Buying returned to U.S. stocks on Thursday after a key semiconductor index bounced off its lows, helping to reduce losses and leaving the market little changed.
Tech companies Nvidia Corp and Symantec Corp cut expectations for the next quarter, raising questions about demand for technology components and contributing to concerns that the economy was growing at a slower pace.
Nvidia Corp was down 9.2 percent to $9.20, and Symantec Corp was down 10.3 percent to $13.17.
But the PHLX Semiconductor Index bounced off a session low near its 200-day moving average, a key technical level watched by investors to determine market movement.
The index still was down 1.9 percent but up 6 percent for July.
Any time you have a pullback like today, it's going to look like a very good entry point, said Craig Ellis, managing director of Caris & Company in San Francisco. Investors have shown a lot of interest in adding to well-positioned, big-named stocks, but were looking for a good entry point.
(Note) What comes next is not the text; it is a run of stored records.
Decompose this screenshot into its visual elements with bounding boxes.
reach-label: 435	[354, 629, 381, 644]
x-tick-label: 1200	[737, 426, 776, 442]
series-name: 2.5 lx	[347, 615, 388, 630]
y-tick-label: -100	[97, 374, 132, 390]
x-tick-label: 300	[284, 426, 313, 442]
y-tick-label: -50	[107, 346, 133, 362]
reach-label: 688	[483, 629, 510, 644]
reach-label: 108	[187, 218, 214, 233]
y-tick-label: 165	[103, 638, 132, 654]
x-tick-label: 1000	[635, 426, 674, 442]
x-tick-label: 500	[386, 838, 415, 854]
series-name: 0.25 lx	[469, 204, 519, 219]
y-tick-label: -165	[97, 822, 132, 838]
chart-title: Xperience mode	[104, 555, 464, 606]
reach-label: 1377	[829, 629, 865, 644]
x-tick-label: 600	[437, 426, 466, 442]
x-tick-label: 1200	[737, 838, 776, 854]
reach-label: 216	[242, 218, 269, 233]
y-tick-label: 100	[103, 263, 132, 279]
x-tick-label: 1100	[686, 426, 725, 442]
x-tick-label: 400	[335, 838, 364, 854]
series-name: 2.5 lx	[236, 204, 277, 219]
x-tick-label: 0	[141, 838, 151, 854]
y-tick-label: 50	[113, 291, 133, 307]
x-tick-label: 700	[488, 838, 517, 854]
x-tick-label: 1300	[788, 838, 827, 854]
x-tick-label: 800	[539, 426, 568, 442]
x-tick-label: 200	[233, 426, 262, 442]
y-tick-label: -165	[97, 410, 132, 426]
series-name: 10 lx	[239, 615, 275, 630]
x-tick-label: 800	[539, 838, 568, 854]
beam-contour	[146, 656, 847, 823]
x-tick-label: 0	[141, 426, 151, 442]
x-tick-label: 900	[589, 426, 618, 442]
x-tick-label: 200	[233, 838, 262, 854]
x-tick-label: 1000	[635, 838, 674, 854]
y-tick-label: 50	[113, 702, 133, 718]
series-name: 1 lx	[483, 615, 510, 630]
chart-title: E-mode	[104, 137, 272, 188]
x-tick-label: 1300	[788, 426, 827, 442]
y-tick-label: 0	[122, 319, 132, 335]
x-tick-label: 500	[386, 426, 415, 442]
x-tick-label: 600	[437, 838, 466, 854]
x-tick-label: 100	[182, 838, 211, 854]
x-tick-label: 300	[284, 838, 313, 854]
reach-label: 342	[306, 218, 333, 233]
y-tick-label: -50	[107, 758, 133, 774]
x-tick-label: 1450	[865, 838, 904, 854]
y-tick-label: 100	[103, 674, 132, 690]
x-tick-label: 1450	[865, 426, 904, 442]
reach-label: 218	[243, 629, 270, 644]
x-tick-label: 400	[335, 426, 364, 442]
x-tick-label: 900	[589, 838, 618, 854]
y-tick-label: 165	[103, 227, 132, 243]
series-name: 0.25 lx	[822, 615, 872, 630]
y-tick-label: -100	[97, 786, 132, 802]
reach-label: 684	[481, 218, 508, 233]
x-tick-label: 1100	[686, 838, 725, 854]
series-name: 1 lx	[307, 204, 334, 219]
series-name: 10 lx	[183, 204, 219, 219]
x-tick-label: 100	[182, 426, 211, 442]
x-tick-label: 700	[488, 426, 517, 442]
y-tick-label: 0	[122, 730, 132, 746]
The Dow Jones industrial average <.DJI> dropped 0.53 points, or 0.01 percent, to 10,497.35. The Standard & Poor's 500 Index <.SPX> dropped 1.28 points, or 0.12 percent, to 1,104.85. The Nasdaq Composite Index <.IXIC> dropped 1.04 points, or 0.05 percent, to 2,263.52
The PHLX semiconductor index <.SOXX> fell as much as 2.8 percent on Thursday, its largest percentage decline in nearly two weeks, taking the index near its 200-day moving average. The 200-day average, now near 348, served as resistance on July 20.
We've had a SOXX that's been trapped in the trading range between 330 and 370, and just a few days ago we were toward the higher end of that range, Ellis said. We finally got some bad news so we've sold off back toward the middle of that range.
The index hit a five-week closing high just below 370 on Monday.
Exxon Mobil Corp , the S&P's largest company by market capitalization, fell 0.9 percent to $60.39 after reporting a better-than-expected quarterly profit.
Consumer staples also fell, with the S&P consumer staple index down 1.5 percent after Kellogg Co lowered its outlook. The food company's shares fell 6.1 percent to $48.39.
So far, 60 percent of companies in the S&P 500 have reported quarterly earnings, with 75 percent of companies beating expectations and 35.1 percent year-over-year earnings growth.
But some companies' forecasts for the third and fourth quarters have missed Wall Street's expectations.
Earnings are looking good, but confidence in the future is missing, said Gail Dudack, chief investment strategist at Dudack Research Group in New York.
The S&P 500 remained below its 200-day moving average and
slightly below its 50 percent Fibonacci retracement. The two are seen by many investors as key measures of market direction.